1.      Yang berkedudukan sebagai original legislator, di negara kita di tingkat pusat adalah MPR sebagai pembentuk kontribusi dan DPR bersama-sama pemerintah sebagai yang melahirkan suatu undang-undang, dan di tingkat daerah adalah DPRD dan Pemda yang melahirkan Peraturan Daerah.
2.      Yang bertindak sebagai delegated legislator; seperti presiden yang berdasar pada suatu ketentuan undang-undang mengeluarkan peraturan pemerintah di mana diciptakan wewenang-wewenang pemerintahan kepada badan atau jabatan tata usaha negara tertentu.
Sementara itu, delegasi dan mandat dalam banyak referensi dipadukan menjadi satu kelompok karena proses mendapatkan wewenang ini adalah melalui pelimpahan kekuasaan. Badan/pejabat tata usaha negara yang melimpahkan wewenang delegasi disebut delegans dan yang menerimanya disebut delegaris. Sedangkan pada badan/pejabat tata usaha yang melimpahkan mandat disebut dengan mandans dan yang menerimanya disebut mandataris.
Delegasi adalah kewenangan yang dialihkan dari kewenangan atribusi dari suatu organ (institusi) pemerintahan kepada organ lainnya sehingga delegator (organ yang telah memberi kewenangan) dapat menguji kewenangan tersebut atas namanya, sedangkan pada Mandat, tidak terdapat suatu pemindahan kewenangan tetapi pemberi mandat (mandator) memberikan kewenangan kepada organ lain (mandataris) untuk membuat keputusan atau mengambil suatu tindakan atas namanya.[22]

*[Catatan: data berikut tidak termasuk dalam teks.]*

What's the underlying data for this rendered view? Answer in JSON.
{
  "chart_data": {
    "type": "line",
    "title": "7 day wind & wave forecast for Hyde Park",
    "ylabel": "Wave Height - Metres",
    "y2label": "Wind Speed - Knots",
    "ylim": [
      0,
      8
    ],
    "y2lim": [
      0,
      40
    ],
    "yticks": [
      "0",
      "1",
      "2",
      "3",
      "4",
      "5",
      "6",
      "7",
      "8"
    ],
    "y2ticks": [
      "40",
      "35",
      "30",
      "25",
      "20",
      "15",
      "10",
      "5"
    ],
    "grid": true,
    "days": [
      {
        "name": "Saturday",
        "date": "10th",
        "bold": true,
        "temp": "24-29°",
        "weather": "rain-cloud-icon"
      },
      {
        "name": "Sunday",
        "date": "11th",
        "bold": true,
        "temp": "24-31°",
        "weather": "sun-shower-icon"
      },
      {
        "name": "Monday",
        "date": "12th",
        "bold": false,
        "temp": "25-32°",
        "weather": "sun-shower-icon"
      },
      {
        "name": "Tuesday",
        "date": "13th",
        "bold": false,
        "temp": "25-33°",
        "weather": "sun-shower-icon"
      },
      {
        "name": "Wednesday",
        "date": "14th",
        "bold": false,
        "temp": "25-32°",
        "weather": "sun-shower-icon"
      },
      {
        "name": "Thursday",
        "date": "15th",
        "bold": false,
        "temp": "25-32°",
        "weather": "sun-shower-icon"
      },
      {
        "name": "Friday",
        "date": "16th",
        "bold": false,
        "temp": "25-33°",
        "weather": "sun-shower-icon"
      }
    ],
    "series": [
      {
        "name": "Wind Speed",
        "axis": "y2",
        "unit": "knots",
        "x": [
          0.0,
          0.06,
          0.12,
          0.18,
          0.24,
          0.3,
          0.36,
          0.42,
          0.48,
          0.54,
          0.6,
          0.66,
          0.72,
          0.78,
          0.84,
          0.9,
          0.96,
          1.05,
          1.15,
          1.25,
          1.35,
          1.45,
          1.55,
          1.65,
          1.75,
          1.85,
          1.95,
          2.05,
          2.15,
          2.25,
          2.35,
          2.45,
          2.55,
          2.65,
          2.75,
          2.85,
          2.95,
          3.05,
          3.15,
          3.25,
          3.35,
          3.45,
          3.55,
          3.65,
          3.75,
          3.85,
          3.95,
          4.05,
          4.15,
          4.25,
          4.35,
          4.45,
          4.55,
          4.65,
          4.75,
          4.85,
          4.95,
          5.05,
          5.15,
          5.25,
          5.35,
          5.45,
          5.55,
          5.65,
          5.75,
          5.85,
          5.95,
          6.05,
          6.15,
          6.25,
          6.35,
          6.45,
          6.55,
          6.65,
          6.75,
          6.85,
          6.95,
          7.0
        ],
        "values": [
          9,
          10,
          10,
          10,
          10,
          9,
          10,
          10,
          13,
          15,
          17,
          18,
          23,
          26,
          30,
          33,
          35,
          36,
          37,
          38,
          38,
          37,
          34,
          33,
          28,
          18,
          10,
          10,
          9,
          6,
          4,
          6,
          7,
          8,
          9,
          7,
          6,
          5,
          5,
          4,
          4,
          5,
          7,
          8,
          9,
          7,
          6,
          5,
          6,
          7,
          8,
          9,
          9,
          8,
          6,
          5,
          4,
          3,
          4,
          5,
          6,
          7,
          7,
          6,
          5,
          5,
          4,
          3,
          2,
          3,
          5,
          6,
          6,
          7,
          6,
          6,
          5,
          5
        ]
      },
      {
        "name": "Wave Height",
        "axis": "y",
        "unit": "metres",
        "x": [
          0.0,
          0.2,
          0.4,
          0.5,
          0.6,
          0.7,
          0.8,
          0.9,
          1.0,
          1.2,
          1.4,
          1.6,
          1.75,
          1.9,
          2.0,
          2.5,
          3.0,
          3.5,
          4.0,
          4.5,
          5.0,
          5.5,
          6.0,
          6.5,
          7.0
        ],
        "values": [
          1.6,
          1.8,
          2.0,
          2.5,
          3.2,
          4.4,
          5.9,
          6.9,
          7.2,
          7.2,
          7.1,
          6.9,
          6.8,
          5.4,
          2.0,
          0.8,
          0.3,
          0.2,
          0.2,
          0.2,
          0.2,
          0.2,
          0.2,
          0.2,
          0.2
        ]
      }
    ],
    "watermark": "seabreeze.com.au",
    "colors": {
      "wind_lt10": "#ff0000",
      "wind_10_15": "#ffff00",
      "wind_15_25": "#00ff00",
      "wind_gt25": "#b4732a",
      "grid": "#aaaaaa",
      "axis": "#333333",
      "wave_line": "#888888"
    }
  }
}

Pemberian atau pelimpahan wewenang ada persyaratan-persyaratan yang harus dipenuhi, yaitu:[23]
1.      Delegasi harus definitif, artinya delegans tidak lagi menggunakan sendiri wewenang yang telah dilimpahkan itu.
2.      Delegasi harus berdasarkan ketentuan peraturan perundang-undangan, artinya delegasi hanya dimungkinkan kalau ada ketentuan itu dalam peraturan perundang-undangan.
3.      Delegasi tidak kepada bawahan, artinya dalam hubungan hirarki kepegawaian tidak diperkenankan adanya delegasi.
4.      Kewajiban memberikan keterangan (penjelasan), artinya delegans berwenang untuk meminta penjelasan tentang pelaksanaan wewenang tersebut.
5.      Peraturan kebijakan (beleidsregelen), artinya delegans memberikan instruksi (petunjuk) tentang penggunaan wewenang tersebut.
Sementara mandat, menurut Rosjidi Ranggawidjaja dengan mengikuti pendapat Heinrich Tripel, merupakan opdrach/suruhan kepada suatu alat perlengkapan (organ) untuk melaksanakan kompetensi sendiri maupun berupa tindakan hukum oleh pemegang suatu wewenang dengan diberikan kekuasaan penuh kepada suatu obyek lain untuk melaksakan kompetensi si pemberi mandat atas ama si pemberi mandat. Jadi mandat sama halnya dengan suatu kuasa khusus untuk melaksanakan suatu hal tertentu.[24]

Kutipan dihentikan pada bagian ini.